Fix Pkcs11::new bug preventing PKCS#11 library loading and bump rust-version and update deps

[mematthias]

Update crates: cargo update and fix Clippy warnings

This pull request was originally intended to cover multiple changes, but it has now been split into several smaller parts for clarity and easier review.

This PR is focused solely on crate updates and cleanup:

• Re-ran cargo update to ensure dependencies are up to date
• Fixed all warnings reported by cargo clippy

Further related changes will follow in separate pull requests.

Old description

// # Summary
//
// This PR fixes a critical issue in `Pkcs11::new` that prevented my PKCS#11 library from being loaded correctly. The root cause was the use of `MaybeUninit::uninit()` in a context where zero-initialized or `null`-assigned variables were required. This has been resolved by using explicitly `null`-assigned variables instead.
//
// # Changes
//
// - Fixed bug in `Pkcs11::new` related to improper initialization, resolving library loading failure
// - Made the `basic.rs` test module compile again
// - Ran `cargo update` to bring dependencies up to date
// - Raised `rust-version` to `1.77` in `Cargo.toml`, as `mem::offset_of` is used and only available from that version onward

[Jakuje]

Thank you for the fix for this issue!

It would be good if you could provide the changes at least in separate commits (or ideally as separate PRs) . Now there is everything mixed up in one commit (that is missing the sing-off) and then there is a fixup commit reverting one of the changes. We are certainly interested in the fix, but I am not sure if we want to pull all the changes of dependencies.

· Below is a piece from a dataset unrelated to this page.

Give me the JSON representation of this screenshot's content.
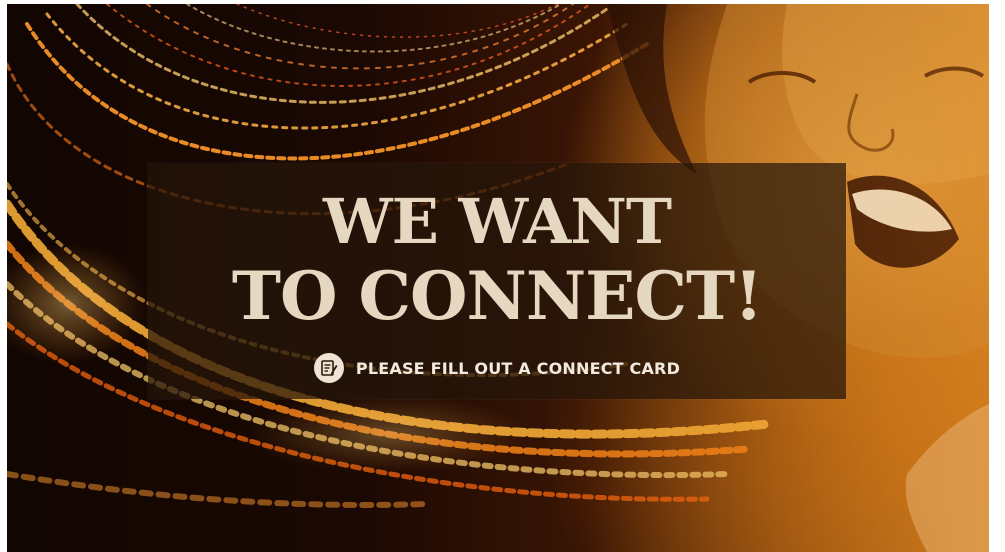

Do you know why the CI still works on the rust 1.66 when the offset_of is used? Or is it only on some configurations?

[mematthias]

I've opened a new #291 PR that includes only the small change related to Pkcs11::new.
Unfortunately, I don't immediately know why offset_of works within the CI.
I've only tested this on Windows without performing any manual configuration.

[Jakuje]

Interesting, The CI runs only on Linux now. From what I see, it looks the the offset_of was there before 1.77, but was stabilized with 1.77. Is there some way to run (at least build of rust crate) in GH Actions CI on Windows? It might help to catch some differences.

[wiktor-k]

Is there some way to run (at least build of rust crate) in GH Actions CI on Windows? It might help to catch some differences.

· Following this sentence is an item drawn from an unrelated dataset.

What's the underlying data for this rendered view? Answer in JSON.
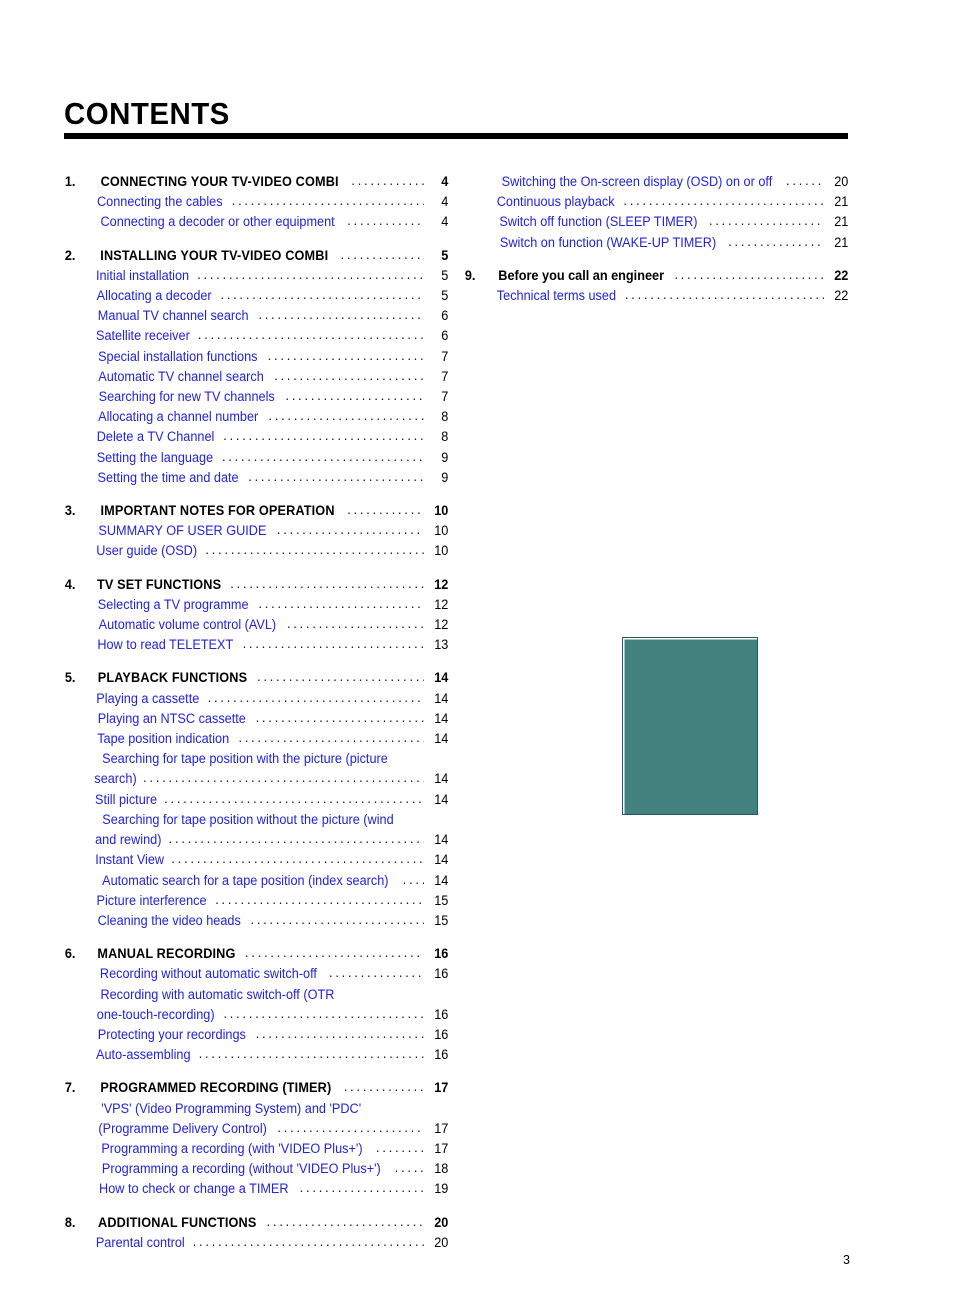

I've worked on it at #276. Maybe it'd be good to merge it early to have at least a check if everything looks sane? 🤔

[hug-dev]

Thank you!! Looks good to me but we need to:

• decide if it's ok to bump the MRSV version. This mostly depends on where cryptoki is used: Ubuntu, Fedora, Microsoft, MacOS. We should have a look at what's the rustc version in the most common distribution
• investigate why the MRSV CI check does not work 😅

You might also need to rebase to latest main since I have now added the Windows build as required!

[hug-dev]

Thank you that's great!

[hug-dev]

Not related with your PR and you don't need to change anything here but this made me thinking that we could add a dependabot check in some nightly CI which could check that we use the latest dependencies, and update if not!

[wiktor-k]

Agreed. It took me quite a while to locate the actual change, even though I've seen it earlier 😅

Maybe it's best to split this into several smaller PRs and keep this one only about the fix? 🤔

(Sorry for putting you for even more work 🙇 )

[hug-dev]

@mematthias made a good job of splitting between different commit and there seems to be one just to address the bug, would that be enough 🕵️?

[wiktor-k]

That first commit is still kind-of packed: 860d945 and it includes stuff such as raising MRSV to 1.77 that has been done in another PR...

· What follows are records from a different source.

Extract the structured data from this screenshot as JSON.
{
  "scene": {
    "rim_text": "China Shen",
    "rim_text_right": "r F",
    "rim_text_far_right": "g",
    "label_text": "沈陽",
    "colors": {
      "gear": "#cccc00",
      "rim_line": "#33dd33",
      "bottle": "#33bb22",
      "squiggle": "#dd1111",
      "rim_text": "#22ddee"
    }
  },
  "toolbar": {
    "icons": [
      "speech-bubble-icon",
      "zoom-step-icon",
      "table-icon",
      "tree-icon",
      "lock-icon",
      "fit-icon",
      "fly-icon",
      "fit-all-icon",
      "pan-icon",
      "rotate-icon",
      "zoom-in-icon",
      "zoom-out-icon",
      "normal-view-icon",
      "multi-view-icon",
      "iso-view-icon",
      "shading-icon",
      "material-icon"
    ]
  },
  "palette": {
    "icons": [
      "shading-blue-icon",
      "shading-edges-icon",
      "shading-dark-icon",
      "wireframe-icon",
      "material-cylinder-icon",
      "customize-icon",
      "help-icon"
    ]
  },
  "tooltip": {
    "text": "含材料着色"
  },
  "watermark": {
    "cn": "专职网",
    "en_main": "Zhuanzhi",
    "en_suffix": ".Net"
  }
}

I just itches me to restructure these commits differently but... maybe it's just my OCD 😅

[Jakuje]

I think it should be just rebased (instead of doing the merge commits on the way.

[Jakuje]

The PR needs to be rebased (instead of including merge commits). Also the PR title needs adjustments to reflect the rust-version was really bumped in separate previous commit, otherwise it is super-confusing for any further reader.

[Jakuje]

for paste we have separate issue #279 where it is considered unmaintained (or feature complete -- depending on the point of view) and @hug-dev had a proposal to remove the dependency . Given that it is used only in one place and audit will show the issues with that, I would rather go with removing it than updating. @hug-dev can you open a PR with the proposed change in there to remove it?

[Jakuje]

I think it should be just rebased (instead of doing the merge commits on the way.